As with all machines I test, I spent several days using it for work and work-like activities -- mostly word processing and Web surfing, opening up dozens of windows in Internet Explorer and Firefox, photo editing using Google Picasa and uploading to Flickr, and plenty of multimedia listening and watching.

The keyboard is full-sized, and, for a notebook keyboard, quite good. (My work involves a lot of typing -- and I'm used to using a curved-format ergonomic keyboard.) It's not as comfortable as the best of the Lenovo ThinkPad keyboards, but it's more than good enough.

The touchpad, oddly, punked out after 10 or so minutes in most sessions and stopped working. Rebooting fixed the problem, but nothing short of rebooting would. (A USB mouse worked fine throughout.) A thread on Dell's support forums says this glitch is fixed by installing the latest Synaptics driver, but it's still annoying.
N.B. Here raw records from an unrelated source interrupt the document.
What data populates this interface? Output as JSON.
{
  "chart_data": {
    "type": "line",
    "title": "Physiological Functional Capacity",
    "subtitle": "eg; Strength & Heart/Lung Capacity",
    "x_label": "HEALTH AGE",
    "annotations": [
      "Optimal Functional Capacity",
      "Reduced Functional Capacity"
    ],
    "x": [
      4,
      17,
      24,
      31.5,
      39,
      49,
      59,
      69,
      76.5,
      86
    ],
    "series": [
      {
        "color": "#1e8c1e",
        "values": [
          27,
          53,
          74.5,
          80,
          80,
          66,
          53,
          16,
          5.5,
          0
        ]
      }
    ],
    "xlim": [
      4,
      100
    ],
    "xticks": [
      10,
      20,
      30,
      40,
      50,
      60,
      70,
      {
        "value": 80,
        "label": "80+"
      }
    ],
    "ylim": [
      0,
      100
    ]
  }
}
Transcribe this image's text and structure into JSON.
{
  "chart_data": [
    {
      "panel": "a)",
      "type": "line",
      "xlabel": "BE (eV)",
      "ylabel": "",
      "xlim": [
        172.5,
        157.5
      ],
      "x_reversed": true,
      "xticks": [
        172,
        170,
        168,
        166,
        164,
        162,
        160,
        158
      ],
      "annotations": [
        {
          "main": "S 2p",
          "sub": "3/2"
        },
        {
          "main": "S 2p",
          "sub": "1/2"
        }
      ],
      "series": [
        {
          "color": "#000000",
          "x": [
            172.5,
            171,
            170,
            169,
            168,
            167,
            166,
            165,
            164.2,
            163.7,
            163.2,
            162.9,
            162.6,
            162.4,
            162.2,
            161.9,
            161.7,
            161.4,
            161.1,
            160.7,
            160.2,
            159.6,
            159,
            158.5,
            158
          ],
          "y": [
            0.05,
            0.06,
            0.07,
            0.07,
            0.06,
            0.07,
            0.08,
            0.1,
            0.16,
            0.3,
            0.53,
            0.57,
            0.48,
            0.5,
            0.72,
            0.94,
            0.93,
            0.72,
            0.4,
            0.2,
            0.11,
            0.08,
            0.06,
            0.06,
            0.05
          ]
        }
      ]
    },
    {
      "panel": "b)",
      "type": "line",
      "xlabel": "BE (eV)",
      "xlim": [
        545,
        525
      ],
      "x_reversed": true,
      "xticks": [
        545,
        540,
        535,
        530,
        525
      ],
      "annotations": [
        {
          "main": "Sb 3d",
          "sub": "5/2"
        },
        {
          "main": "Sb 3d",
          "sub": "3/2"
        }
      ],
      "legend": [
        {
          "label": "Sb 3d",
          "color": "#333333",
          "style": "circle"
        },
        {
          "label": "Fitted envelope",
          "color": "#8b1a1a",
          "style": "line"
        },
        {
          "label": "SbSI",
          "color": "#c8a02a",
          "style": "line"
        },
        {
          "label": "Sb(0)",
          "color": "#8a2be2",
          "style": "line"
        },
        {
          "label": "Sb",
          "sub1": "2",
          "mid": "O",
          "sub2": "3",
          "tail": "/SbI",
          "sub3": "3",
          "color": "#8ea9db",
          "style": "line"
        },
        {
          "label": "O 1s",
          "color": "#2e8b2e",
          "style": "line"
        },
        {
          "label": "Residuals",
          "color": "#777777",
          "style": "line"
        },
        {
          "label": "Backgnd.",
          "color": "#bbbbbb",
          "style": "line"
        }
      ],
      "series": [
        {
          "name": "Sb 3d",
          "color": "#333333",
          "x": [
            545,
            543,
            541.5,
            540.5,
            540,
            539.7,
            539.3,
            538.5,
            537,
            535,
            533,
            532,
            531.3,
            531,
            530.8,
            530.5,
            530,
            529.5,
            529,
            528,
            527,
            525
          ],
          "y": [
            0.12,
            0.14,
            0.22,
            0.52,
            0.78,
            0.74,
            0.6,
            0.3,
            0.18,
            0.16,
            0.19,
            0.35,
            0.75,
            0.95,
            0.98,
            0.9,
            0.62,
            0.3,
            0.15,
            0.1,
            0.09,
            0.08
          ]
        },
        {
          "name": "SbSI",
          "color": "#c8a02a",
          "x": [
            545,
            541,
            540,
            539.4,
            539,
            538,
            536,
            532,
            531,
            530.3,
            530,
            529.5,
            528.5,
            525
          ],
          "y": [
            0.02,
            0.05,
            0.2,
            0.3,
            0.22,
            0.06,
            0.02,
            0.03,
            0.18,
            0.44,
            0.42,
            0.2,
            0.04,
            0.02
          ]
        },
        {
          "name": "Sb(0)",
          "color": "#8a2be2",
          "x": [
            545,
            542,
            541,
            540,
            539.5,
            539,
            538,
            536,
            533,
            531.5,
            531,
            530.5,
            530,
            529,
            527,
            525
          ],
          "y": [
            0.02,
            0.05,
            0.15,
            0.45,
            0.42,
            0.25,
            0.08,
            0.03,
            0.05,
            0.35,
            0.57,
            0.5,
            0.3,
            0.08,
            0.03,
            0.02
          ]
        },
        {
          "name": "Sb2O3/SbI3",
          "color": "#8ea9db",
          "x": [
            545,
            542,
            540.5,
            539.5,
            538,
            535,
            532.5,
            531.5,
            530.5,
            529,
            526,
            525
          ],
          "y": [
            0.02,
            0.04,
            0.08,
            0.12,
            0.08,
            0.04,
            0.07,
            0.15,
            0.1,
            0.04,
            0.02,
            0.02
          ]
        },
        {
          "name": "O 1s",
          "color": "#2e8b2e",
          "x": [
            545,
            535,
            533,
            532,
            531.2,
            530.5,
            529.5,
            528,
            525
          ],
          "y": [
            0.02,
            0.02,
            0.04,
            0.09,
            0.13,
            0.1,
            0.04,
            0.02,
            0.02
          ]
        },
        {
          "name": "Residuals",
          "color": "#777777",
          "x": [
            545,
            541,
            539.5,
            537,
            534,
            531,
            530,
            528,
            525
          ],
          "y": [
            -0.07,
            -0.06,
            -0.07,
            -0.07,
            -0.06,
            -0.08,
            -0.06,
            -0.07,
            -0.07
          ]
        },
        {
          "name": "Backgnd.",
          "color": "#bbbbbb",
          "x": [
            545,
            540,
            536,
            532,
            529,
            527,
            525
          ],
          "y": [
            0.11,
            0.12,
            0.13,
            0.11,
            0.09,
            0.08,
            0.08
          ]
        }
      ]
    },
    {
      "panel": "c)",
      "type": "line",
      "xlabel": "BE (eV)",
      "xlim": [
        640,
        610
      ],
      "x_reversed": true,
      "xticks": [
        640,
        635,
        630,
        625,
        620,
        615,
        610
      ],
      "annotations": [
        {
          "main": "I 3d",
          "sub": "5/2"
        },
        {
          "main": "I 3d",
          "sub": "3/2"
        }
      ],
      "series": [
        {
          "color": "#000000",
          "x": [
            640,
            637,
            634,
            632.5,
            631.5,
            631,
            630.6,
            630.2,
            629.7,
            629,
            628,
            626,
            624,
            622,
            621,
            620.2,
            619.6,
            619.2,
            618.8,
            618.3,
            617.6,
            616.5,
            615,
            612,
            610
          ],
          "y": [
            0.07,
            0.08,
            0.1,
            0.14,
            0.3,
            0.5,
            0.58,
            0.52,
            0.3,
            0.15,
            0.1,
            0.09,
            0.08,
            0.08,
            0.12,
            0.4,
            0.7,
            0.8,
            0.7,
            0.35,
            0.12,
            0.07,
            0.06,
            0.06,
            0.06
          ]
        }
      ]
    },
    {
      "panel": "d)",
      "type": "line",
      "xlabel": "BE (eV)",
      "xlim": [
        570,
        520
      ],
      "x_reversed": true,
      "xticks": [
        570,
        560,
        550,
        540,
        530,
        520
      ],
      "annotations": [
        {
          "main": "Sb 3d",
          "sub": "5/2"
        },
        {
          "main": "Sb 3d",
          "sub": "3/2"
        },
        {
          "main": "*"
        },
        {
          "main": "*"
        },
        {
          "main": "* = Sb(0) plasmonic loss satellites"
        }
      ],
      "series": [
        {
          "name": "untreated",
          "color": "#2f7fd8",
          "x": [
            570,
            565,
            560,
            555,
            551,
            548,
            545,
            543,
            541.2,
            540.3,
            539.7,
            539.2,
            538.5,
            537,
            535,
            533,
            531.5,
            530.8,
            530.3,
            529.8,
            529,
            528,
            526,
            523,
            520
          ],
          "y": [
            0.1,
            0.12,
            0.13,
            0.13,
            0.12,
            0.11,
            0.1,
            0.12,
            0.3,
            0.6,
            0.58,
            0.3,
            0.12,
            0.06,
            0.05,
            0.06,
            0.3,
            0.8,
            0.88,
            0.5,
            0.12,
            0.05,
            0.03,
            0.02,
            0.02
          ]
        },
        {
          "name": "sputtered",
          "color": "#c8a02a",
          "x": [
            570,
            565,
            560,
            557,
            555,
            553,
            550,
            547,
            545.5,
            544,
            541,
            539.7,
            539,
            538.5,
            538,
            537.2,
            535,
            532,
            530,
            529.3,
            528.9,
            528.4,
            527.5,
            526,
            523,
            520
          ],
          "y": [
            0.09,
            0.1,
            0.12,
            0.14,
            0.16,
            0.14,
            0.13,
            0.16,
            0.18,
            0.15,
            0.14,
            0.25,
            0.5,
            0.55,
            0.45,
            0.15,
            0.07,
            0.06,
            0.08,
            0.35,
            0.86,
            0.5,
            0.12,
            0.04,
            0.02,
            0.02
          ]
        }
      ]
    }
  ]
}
The 1,366 by 768 display is impressively bright and colorful. I did my best to search out challenging content, from high-def movie trailers to high-res image editing. Everything looked lovely.

And I spent a lot of time listening -- using the Vostro as my office radio with mostly either Pandora or NPR. The sound was, quite frankly, the best of any notebook I've tested to date, good enough that I was happy to listen to it all day.

Given the 4GB of RAM and dual-core, Hyper-Threading Core i3-380UM (1.33GHz, 3MB cache) processor, everything ran without any noticeable hesitation. A better indicator of the raw power in this box is how near-instantly software installs went.

But the Vostro's Achilles' heel, as mentioned, is its battery life. The six-cell battery pack is rated at a skimpy 30 watt-hours; it did deliver the two hours that the Windows Taskbar indicator promised, and it's possible that tweaking the settings (or focusing on office rather than multimedia apps) might stretch another 15 to 30 minutes from it, but there's no way you'll get a half day or more of untethered work. As it is, you've got enough juice for a session at a coffee shop or while waiting for an airplane, but you'll want to pack the AC power brick with you.

That said, if the limited battery capacity isn't a showstopper, I recommend this machine without hesitation, especially if you like to listen to MP3s or Internet audio while you work. It scores well above average for both style and performance.